Abaixo da média nacional, situavam-se as taxas de desemprego do Alentejo (8,4%), do Algarve (7,7%) e do Centro (6,9%).

Em relação a 2016, e à semelhança do observado globalmente para Portugal, a taxa de desemprego diminuiu em todas as regiões.

As duas maiores diminuições ocorreram no Alentejo (3,7 p.p.) e na Região Autónoma da Madeira (2,5 p.p.).

 

Também acima no 4º Trimestre 2017

 

Já no que respeita ao 4.º trimestre de 2017, a taxa de desemprego foi superior à média nacional em cinco regiões do país: Norte (9,3%), Região Autónoma da Madeira (8,9%), Alentejo (8,4%), Região Autónoma dos Açores (8,3%) e Área Metropolitana de Lisboa (8,2%).

Abaixo da média nacional, situaram-se as taxas de desemprego do Algarve (7,3%) e do Centro (5,9%).

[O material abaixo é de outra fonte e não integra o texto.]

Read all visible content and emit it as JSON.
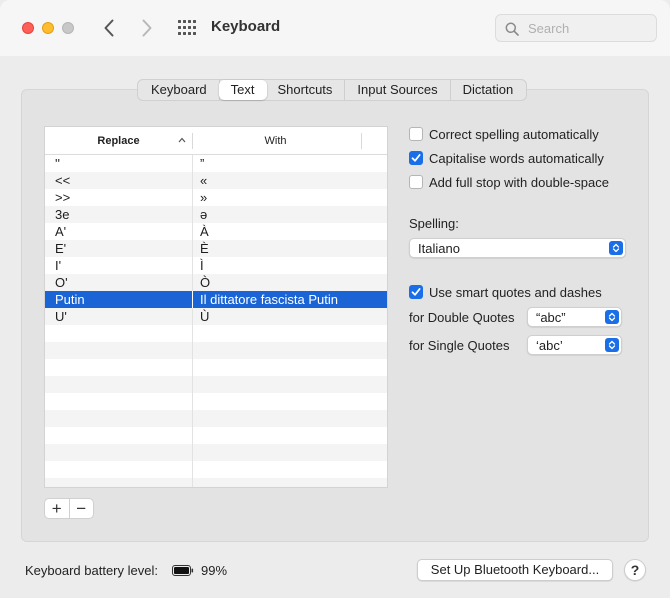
{
  "window": {
    "title": "Keyboard"
  },
  "search": {
    "placeholder": "Search"
  },
  "tabs": [
    {
      "label": "Keyboard",
      "active": false
    },
    {
      "label": "Text",
      "active": true
    },
    {
      "label": "Shortcuts",
      "active": false
    },
    {
      "label": "Input Sources",
      "active": false
    },
    {
      "label": "Dictation",
      "active": false
    }
  ],
  "table": {
    "columns": {
      "replace": "Replace",
      "with": "With"
    },
    "rows": [
      {
        "replace": "''",
        "with": "”",
        "selected": false
      },
      {
        "replace": "<<",
        "with": "«",
        "selected": false
      },
      {
        "replace": ">>",
        "with": "»",
        "selected": false
      },
      {
        "replace": "3e",
        "with": "ə",
        "selected": false
      },
      {
        "replace": "A'",
        "with": "À",
        "selected": false
      },
      {
        "replace": "E'",
        "with": "È",
        "selected": false
      },
      {
        "replace": "I'",
        "with": "Ì",
        "selected": false
      },
      {
        "replace": "O'",
        "with": "Ò",
        "selected": false
      },
      {
        "replace": "Putin",
        "with": "Il dittatore fascista Putin",
        "selected": true
      },
      {
        "replace": "U'",
        "with": "Ù",
        "selected": false
      }
    ],
    "add_label": "+",
    "remove_label": "−"
  },
  "options": {
    "correct_spelling": {
      "label": "Correct spelling automatically",
      "checked": false
    },
    "capitalise": {
      "label": "Capitalise words automatically",
      "checked": true
    },
    "full_stop": {
      "label": "Add full stop with double-space",
      "checked": false
    },
    "spelling_label": "Spelling:",
    "spelling_value": "Italiano",
    "smart_quotes": {
      "label": "Use smart quotes and dashes",
      "checked": true
    },
    "double_quotes_label": "for Double Quotes",
    "double_quotes_value": "“abc”",
    "single_quotes_label": "for Single Quotes",
    "single_quotes_value": "‘abc’"
  },
  "footer": {
    "battery_label": "Keyboard battery level:",
    "battery_percent": "99%",
    "bluetooth_button": "Set Up Bluetooth Keyboard...",
    "help_button": "?"
  },
  "colors": {
    "accent": "#1a6fe8",
    "selection": "#1a64d6"
  },
  "icons": [
    "back-chevron-icon",
    "forward-chevron-icon",
    "grid-icon",
    "search-icon",
    "battery-icon",
    "checkmark-icon",
    "stepper-icon",
    "sort-arrow-icon"
  ]
}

Em relação ao trimestre anterior, à semelhança do sucedido globalmente para Portugal, a taxa de desemprego diminuiu na Área Metropolitana de Lisboa (1,2 p.p.), no Centro (0,9 p.p.) e na Região Autónoma da Madeira (0,4 p.p.). 

Por outro lado, a taxa de desemprego manteve-se inalterada no Norte, tendo aumentado na Região Autónoma dos Açores (0,1 p.p.), no Alentejo (1,0 p.p.) e no Algarve (2,1 p.p.). 

Em relação ao trimestre homólogo, também à semelhança do sucedido globalmente para Portugal, a taxa de desemprego diminuiu em todas as regiões.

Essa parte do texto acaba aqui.